By saying 90 degrees i mean to say if:

A = {1,2,3,
     4,5,6,
     7,8,9}

then after 90 degree rotation A becomes:

A = {7,4,1,
     8,5,2,
     9,6,3}

Answer 1

You need one temp variable, then it is just to jump elements around.

temp = A[0];
A[0] = A[6];
A[6] = A[8];
A[8] = A[2];
A[2] = temp;
temp = A[1];
A[1] = A[3];
A[3] = A[7];
A[7] = A[5];
A[5] = temp;

Answer 2

Transpose and interchange rows or columns (depends whether you want to rotate left or right).

e. g.

1) original matrix

1 2 3
4 5 6
7 8 9

2) transpose

1 4 7
2 5 8
3 6 9

3-a) change rows to rotate left

3 6 9
2 5 8
1 4 7

3-b) or change columns to rotate right

7 4 1
8 5 2
9 6 3

All this operations can be done without allocating new space.

Answer 3

let x be an nxn array 0 based indexing

f = floor(n/2)
c = ceil(n/2)

for x = 0 to f - 1
  for y = 0 to c - 1
    temp = a[x,y]
    a[x,y] = a[y,n-1-x]
    a[y,n-1-x] = a[n-1-x,n-1-y]
    a[n-1-x,n-1-y] = a[n-1-y,x]
    a[n-1-y,x] = temp

Edit If you want to avoid using temp, this works (it also rotates in the correct direction) this time in python.

def rot2(a):
  n = len(a)
  c = (n+1) / 2
  f = n / 2
  for x in range(c):
    for y in range(f):
      a[x][y] = a[x][y] ^ a[n-1-y][x]
      a[n-1-y][x] = a[x][y] ^ a[n-1-y][x]
      a[x][y] = a[x][y] ^ a[n-1-y][x]
      a[n-1-y][x] = a[n-1-y][x] ^ a[n-1-x][n-1-y]
      a[n-1-x][n-1-y] = a[n-1-y][x] ^ a[n-1-x][n-1-y]
      a[n-1-y][x] = a[n-1-y][x] ^ a[n-1-x][n-1-y]
      a[n-1-x][n-1-y] = a[n-1-x][n-1-y]^a[y][n-1-x]
      a[y][n-1-x] = a[n-1-x][n-1-y]^a[y][n-1-x]
      a[n-1-x][n-1-y] = a[n-1-x][n-1-y]^a[y][n-1-x]

Note: This only works for matrices of integers.

Answer 4

The algorithm is to rotate each "ring", working from the outermost to the innermost.

AAAAA
ABBBA
ABCBA
ABBBA
AAAAA

The algorithm would rotate all the A's first, then B's then C's. Rotating a ring requires moving 4 values at once.

The index i ranges from 0..ring-width-1, e.g. for A the width is 5.

  (i,0) -> temp
  (0, N-i-1) -> (i, 0)
  (N-i-1, N-1) -> (0, N-i-1)
  (N-1, i) -> (N-i-1, N-1)
  temp -> (N-1, i)  

This is then repeated for each successive inner ring, offsetting the co-ordinates reducing the ring width by 2.

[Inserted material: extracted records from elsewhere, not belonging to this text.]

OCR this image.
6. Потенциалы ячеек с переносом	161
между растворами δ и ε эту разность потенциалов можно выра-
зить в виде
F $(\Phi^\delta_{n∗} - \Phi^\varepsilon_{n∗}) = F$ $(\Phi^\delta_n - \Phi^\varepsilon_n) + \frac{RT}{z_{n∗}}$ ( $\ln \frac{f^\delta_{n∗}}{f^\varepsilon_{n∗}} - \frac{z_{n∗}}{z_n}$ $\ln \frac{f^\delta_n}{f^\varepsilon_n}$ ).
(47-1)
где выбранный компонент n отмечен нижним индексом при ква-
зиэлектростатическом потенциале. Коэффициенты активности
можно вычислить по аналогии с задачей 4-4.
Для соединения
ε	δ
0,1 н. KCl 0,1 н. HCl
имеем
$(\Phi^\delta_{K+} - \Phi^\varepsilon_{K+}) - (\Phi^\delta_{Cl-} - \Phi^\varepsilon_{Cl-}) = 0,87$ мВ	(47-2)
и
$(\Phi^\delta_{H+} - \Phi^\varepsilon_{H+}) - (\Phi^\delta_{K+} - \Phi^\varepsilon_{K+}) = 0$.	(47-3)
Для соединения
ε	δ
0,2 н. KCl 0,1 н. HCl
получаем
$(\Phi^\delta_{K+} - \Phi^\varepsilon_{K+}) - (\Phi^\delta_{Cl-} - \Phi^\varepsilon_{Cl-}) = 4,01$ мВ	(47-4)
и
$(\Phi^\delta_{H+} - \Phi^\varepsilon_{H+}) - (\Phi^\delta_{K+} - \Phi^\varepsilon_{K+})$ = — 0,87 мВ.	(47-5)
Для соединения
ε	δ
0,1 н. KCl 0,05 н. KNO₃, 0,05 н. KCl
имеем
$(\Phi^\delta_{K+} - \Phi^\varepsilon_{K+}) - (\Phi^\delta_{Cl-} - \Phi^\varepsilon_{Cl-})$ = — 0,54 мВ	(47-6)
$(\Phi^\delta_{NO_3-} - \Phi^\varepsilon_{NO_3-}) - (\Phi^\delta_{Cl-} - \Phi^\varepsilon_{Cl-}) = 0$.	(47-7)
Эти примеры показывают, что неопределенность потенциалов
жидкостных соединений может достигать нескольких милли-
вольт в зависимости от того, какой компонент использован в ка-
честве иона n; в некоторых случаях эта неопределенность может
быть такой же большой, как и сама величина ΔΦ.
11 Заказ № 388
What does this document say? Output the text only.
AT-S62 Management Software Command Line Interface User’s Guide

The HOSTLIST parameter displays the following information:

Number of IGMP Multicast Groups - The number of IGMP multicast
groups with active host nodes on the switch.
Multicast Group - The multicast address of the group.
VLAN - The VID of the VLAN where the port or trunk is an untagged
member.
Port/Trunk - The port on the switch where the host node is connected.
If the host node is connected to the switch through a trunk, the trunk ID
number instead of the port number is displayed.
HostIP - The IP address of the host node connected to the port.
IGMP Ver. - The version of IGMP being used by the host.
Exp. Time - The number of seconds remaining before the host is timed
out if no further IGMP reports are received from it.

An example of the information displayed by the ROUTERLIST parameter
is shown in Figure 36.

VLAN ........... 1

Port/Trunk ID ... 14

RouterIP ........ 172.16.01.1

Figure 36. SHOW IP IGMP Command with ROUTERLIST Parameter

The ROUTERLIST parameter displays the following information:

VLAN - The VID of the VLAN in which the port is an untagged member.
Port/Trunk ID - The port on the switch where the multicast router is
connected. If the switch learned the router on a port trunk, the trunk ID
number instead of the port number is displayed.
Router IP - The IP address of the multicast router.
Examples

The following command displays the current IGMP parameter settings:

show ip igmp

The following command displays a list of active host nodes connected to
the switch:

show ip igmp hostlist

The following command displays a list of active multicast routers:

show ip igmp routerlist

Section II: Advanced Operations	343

[Another answer has appeared with the code, so I'll not repeat that.]

Answer 5

I came across the following implementation:

For square matrices:

for n = 0 to N - 2
    for m = n + 1 to N - 1
        swap A(n,m) with A(m,n)

For rectangular matrices:

for each length>1 cycle C of the permutation
    pick a starting address s in C
    let D = data at s
    let x = predecessor of s in the cycle
    while x ≠ s
        move data from x to successor of x
        let x = predecessor of x
    move data from D to successor of s

For more info, one can refer here: http://en.wikipedia.org/wiki/In-place_matrix_transposition

Answer 6

See this article for in-place matrix transposition; also google for "in-place matrix transposition". It can be easily adapted to perform rotation by 90 degrees. To transpose square matrices, you just interchange b[i][j] with b[j][i] where b[k][l] is a[n*k+l]. On nonsquare matrices, it's considerably more difficult. "Without any extra space" is a rather strong requirement, maybe you meant O(1) space? (assuming integers are fixed size) Implementation in C++: here.